Flash is definitely an album of its time, as the segue from “Flashback” into “Scoun Da Be” shows. Thanks to George Harrison’s interest in Indian music, a musical hybrid known as “raga-rock” briefly emerged. “Scoun Da Be” is most definitely raga-rock, and although extremely dated, it is still kind of fun to hear.
The psychedelia really emerges on “Pluto – Sept. 31st,” co-written by Gibbons and producer Steve Ames. The 5:12 track is sort of a two-part affair. The first section reminds me a bit of “Stone Free,” while the second, organ dominated segment is fairly trippy. But the serious psychedelia comes in the final two tracks, “Eclipse” (3:37) and “Reclipse” (2:31). These amount to basically one six-minute freak out. They are as wild as anything released that year. One thing is certain, anyone hearing this stuff would certainly know that there was as much “mind-expansion” going on in the Lone Star state as there was the Haight.
All too often, the reason that a band’s leftover material remained in the vault for decades was because it wasn’t very good. In the case of the Moving Sidewalks though, the reason was much more prosaic: record company greed. Until now, the way to hear the first two Moving Sidewalks singles was to get the extremely rare original 45s. Wand Records held on to the rights to them with an iron fist.
The Sidewalks’ first single was the previously mentioned “99th Floor.” It was released in February 1967 on the Tantara label, then re-released by Sceptor/Wand later that year. The B-side was “What Are You Going To Do?” another radio-friendly Billy Gibbons tune. The second Moving Sidewalks single was “Need Me” b/w “Every Night a New Surprise,” also released in ‘67 by Wand.
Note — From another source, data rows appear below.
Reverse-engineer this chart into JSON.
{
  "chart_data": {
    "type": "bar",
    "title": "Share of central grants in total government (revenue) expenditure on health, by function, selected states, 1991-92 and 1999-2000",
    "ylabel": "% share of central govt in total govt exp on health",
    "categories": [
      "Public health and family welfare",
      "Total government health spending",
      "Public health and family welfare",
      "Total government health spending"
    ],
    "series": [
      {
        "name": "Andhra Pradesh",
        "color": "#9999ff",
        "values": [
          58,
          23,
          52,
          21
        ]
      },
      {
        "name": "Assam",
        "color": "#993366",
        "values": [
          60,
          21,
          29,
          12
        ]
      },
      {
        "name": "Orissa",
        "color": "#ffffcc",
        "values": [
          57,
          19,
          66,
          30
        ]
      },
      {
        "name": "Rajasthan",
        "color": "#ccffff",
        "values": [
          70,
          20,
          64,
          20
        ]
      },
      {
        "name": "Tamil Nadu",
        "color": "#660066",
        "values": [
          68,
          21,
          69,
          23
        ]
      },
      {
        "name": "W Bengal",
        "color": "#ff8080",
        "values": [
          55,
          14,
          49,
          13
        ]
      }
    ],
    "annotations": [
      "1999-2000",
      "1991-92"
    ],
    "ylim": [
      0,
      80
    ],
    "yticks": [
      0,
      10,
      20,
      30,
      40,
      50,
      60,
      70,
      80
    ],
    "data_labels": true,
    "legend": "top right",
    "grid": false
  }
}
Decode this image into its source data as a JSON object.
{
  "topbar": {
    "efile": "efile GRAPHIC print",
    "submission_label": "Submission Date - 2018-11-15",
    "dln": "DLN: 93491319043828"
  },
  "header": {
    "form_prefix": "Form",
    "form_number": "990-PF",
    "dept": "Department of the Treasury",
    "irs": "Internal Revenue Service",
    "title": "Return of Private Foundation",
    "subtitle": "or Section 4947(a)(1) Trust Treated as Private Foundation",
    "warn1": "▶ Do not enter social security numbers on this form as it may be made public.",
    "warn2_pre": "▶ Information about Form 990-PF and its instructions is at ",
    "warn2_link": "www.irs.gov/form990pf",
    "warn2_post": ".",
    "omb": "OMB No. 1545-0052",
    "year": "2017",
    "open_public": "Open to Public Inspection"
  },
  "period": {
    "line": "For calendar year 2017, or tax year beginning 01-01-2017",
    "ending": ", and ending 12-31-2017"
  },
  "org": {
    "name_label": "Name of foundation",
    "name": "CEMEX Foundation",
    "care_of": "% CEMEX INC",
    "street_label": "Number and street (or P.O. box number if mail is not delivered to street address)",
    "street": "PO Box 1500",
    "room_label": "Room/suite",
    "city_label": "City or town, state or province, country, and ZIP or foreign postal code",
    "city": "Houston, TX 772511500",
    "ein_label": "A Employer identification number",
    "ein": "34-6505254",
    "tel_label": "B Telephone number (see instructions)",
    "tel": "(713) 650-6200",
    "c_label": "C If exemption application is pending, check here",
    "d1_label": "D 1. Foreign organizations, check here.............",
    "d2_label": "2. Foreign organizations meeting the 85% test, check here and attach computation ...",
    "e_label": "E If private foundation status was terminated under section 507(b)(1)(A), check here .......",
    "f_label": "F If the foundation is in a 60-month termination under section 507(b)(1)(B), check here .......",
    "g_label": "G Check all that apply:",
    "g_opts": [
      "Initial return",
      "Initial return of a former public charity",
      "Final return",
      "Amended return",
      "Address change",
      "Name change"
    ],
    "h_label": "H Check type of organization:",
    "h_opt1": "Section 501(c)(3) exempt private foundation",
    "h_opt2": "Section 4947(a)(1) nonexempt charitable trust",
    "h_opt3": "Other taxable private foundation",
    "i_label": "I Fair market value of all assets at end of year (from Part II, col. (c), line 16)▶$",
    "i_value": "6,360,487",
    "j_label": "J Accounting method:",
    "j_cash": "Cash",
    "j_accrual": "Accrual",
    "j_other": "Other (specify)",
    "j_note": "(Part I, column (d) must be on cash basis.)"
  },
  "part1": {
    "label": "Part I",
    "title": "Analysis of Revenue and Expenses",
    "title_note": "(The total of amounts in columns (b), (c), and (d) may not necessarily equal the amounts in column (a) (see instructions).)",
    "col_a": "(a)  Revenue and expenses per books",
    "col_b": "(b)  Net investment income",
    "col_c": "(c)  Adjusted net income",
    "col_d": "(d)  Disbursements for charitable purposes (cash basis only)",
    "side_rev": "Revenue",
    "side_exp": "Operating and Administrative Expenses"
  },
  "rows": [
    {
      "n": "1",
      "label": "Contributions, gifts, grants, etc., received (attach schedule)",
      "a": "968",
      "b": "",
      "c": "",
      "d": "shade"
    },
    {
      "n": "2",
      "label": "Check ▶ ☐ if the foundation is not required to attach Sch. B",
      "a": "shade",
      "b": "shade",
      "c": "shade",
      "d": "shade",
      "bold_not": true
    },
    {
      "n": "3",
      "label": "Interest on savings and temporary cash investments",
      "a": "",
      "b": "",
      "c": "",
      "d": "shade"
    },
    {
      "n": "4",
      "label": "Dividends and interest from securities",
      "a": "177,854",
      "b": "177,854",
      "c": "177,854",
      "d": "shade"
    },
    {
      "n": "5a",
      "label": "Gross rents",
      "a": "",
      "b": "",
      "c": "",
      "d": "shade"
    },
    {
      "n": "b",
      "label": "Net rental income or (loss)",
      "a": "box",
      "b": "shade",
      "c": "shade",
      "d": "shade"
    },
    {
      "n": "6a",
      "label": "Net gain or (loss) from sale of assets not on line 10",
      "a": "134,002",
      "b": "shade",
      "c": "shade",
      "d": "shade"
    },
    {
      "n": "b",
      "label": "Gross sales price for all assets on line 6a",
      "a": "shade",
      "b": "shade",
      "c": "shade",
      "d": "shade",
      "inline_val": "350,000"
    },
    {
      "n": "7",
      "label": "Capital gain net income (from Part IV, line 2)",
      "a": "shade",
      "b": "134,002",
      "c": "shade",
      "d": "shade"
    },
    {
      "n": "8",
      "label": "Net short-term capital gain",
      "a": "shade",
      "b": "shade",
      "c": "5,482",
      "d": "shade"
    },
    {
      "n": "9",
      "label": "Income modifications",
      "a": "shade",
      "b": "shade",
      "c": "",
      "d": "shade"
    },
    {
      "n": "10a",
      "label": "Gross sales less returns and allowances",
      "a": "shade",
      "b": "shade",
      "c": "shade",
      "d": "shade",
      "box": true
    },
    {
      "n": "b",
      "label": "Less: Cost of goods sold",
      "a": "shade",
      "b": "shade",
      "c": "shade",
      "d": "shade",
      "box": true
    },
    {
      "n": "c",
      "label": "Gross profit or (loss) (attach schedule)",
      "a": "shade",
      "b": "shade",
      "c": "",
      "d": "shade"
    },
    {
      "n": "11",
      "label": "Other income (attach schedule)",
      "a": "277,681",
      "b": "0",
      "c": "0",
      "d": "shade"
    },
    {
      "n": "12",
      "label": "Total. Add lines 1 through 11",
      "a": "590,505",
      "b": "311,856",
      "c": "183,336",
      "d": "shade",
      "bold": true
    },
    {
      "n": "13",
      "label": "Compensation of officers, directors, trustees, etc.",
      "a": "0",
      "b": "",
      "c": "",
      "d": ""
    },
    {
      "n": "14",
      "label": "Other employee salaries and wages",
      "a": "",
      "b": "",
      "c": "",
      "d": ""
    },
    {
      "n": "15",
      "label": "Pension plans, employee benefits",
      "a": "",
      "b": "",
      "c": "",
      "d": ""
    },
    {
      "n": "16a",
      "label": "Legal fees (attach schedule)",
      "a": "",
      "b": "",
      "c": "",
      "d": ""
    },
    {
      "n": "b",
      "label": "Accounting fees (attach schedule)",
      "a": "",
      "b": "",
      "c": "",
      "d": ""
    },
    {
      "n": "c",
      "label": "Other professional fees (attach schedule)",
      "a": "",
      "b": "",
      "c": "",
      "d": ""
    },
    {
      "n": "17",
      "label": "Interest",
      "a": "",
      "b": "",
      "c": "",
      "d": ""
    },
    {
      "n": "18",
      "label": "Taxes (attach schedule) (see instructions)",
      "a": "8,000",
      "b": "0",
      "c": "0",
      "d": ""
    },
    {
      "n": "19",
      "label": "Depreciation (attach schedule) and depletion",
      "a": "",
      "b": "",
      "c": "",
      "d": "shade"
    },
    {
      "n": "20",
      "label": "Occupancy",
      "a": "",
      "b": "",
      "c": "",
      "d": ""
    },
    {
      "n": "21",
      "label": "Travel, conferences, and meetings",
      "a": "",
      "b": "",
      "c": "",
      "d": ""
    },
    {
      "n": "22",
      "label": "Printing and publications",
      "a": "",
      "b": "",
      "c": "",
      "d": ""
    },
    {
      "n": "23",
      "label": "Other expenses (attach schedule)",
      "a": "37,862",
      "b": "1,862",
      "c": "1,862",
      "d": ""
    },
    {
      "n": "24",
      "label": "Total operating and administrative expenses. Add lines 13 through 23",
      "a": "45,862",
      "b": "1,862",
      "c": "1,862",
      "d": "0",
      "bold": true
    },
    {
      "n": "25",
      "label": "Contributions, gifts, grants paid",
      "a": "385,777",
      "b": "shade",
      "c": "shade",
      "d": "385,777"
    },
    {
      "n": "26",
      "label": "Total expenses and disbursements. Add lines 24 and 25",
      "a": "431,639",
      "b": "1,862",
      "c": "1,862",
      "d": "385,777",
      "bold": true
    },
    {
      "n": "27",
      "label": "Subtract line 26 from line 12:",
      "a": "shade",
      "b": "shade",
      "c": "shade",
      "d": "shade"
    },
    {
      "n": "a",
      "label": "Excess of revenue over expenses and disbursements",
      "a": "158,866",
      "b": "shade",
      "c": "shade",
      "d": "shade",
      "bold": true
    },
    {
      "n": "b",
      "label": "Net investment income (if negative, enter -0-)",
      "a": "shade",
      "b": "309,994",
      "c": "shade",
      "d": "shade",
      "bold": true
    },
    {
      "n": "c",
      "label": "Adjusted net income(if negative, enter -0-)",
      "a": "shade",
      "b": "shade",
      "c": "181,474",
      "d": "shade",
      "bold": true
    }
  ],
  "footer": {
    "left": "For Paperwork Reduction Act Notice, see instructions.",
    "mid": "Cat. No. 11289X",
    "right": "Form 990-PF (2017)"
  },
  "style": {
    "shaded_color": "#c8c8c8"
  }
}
The bonus CD includes those singles, plus alternate, unreleased versions of them. There are numerous other oddities here as well, including the excellent previously unreleased instrumental “Headin’ Out,” which like Flash’s “Joe Blues” is credited to all four members of the band. It is another bloozy wonder, quite possibly the result of an in-studio jam.
The weirdest of the weird has to be “I Wanna Hold Your Hand.” Three versions of it are probably two too many, but what the hell, it is pretty wild. Imagine Blue Cheer cranking their amps up not to 11, but to 12, and tackling the mop-tops’ first American hit and you’ll get some idea of what this crazed track is all about.
The final five tunes are from The Coachmen, who were Gibbons’ band prior to the Moving Sidewalks. The Coachmen songs break down to three takes of “Stay Away” and two of “99th Floor.” All five were recorded during sessions in 1966.
There is a lot of material here, and this whole set was obviously a labor of love. It is great, on many levels, and really brings the phenomenon that ZZ Top later became into perspective. One can see exactly where Billy Gibbons began, and how he progressed as a musician, beginning all the way back in 1966.
This Moving Sidewalks collection educated me in a completely unexpected way. I thought I was “just” going to hear a record I had long wanted to hear. But it very effectively presents the career of Billy Gibbons as a musician who I have much more respect for now than I did before.
Almost as significant as the music is the 56-page booklet. Bill Bentley takes the long look, with a highly inclusive look at the music scene of Texas. He goes all the way back to bluesman Blind Lemon Jefferson in the 1920s, and traces the music up to the Moving Sidewalks and beyond. The Complete Collection really is as good as it gets when it comes to definitive compilations of obscure bands.